Keystone

Security compliance

The keystone charm’s password-security-compliance configuration option sets the [security_compliance] section of Keystone’s configuration file. The value of this option is a YAML dictionary that includes support for the following keys (value formats and units are also included).

change_password_upon_first_use: <boolean>
disable_user_account_days_inactive: <int> (days)
lockout_duration: <int> (seconds)
lockout_failure_attempts: <int>
minimum_password_age: <int> (days)
password_expires_days: <int> (days)
password_regex: <string>
password_regex_description: <string>
unique_last_password_count: <int>

Important

The upstream document Security compliance and PCI-DSS should be consulted before setting any of these options.

The configuration is typically contained within a file, say config.yaml. For example:

password-security-compliance:
   change_password_upon_first_use: True
   lockout_duration: 1800
   lockout_failure_attempts: 3
   ...

It is applied in the usual way:

juju config keystone --file config.yaml

The charm will protect service accounts (accounts requested by other units that are in the service domain) against being forced to change their password. Operators should also ensure that any other accounts are protected as per the above referenced note.

Operators should also ensure that any non-service accounts are protected as per the upstream document.

The charm will enter a blocked state if the value of charm option password-security-compliance is not in valid YAML format and/or the individual service options do not conform to the proper value formats.

Token support

Over time OpenStack has come to support two Keystone token formats: UUID and Fernet.

Fernet tokens were added to address the issue of size observed with PKI and PKIZ tokens in addition to continuing the Keystone behaviour of persisting tokens to a common database cluster (like UUID tokens). For more information see this Fernet FAQ.

Important

Starting with OpenStack Rocky, only the Fernet format for authentication tokens is supported. This is documented as a known upgrade issue.

Fernet keys

Theory of operation

Keystone generates Fernet keys, which in turn are used to generate/encrypt and decode/decrypt Fernet tokens.
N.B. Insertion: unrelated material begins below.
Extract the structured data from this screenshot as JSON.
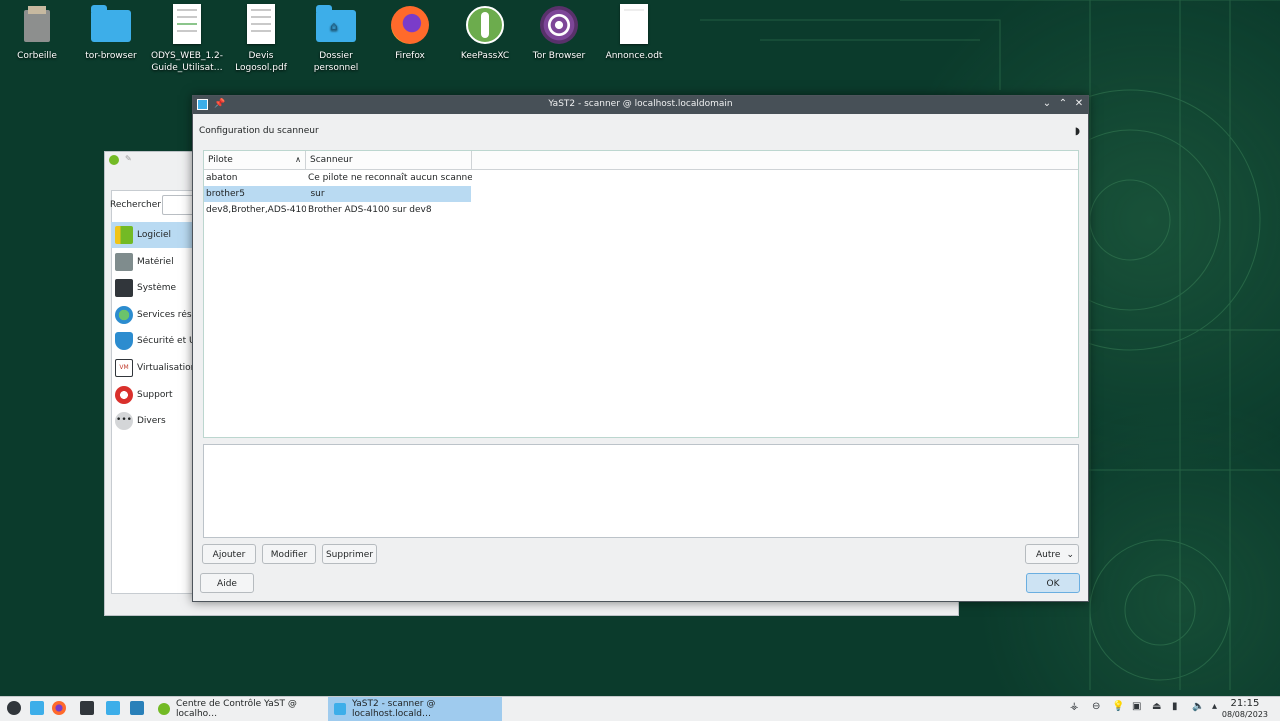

There are three key types, and each is associated with a naming scheme that is applied to the directories in which they are found. Directory names are based on integers:

  • primary key
    • integer: the highest one

    • generates tokens

    • number of keys: one

  • staged key
    • integer: ‘0’

    • will become the next primary key

    • can decode tokens

    • number of keys: one

  • secondary key
    • integer: any other number

    • was previously a primary key

    • can decode tokens

    • number of keys: one or more

Each key type must be present at all times. This means Keystone uses a minimum of three keys.

Key rotation

Key rotation refers to the process by which two keys assume a different type, one key gets created, and typically one key gets removed:

  1. staged primary

  2. primary secondary

  3. the staged is created

  4. a secondary is removed

A key will get removed if the total number of keys surpasses the specified maximum allowed (more on this later).

This process takes place on the master keystone unit and takes into account three aspects:

  • rotation frequency

  • token expiration

  • maximum number of active keys

These are related according to this formula:

\[max\_active\_keys = \frac{ token\_expiration }{ rotation\_frequency } + 2\]

In the keystone charm, token expiration and the maximum number of active keys are specified, respectively, with the token-expiration and the fernet-max-active-keys configuration options.

For example, given that an administrator desires a token expiration of 24 hours (3600 seconds) and a rotation frequency of 6 hours (900 seconds), the maximum number of active keys must be six:

\[\begin{split}\begin{eqnarray} max\_active\_keys &=& \frac{ 3600 }{ 900 } + 2\\ &=& 4+2\\ &=& 6\\ \end{eqnarray}\end{split}\]

The above two options can then be set accordingly:

token-expiration: 3600
fernet-max-active-keys: 6

Rotation frequency

From the point of view of rotation frequency:

\[rotation\_frequency = \frac{ token\_expiration }{ max\_active\_keys - 2 }\]

Since the denominator must lead to a positive real number for rotation frequency the value of fernet-max-active-keys must be at least three, and this constraint is enforced by the charm.

To increase rotation frequency either decrease fernet-max-active-keys or increase token-expiration. To decrease rotation frequency, do the opposite.

The most notable effect of increasing rotation frequency is the reduction in key lifetime (secondary keys get removed more often).

Default values

These are the default values for these keystone charm options and the resulting default rotation frequency:

  • token-expiration: 3600 sec (24 hours)

  • fernet-max-active-keys: 3

  • rotation frequency: 3600 sec (24 hours)

Token validation breakage

Token validation breakage is a situation in which a decoding key is no longer available to validate an unexpired token. This can be caused by a rotation frequency that has been set too high (a very short key lifetime) or by keys failing to synchronise (from the master keystone unit to the other units) prior to the succeeding rotation. Incremental changes to rotation frequency is therefore advised.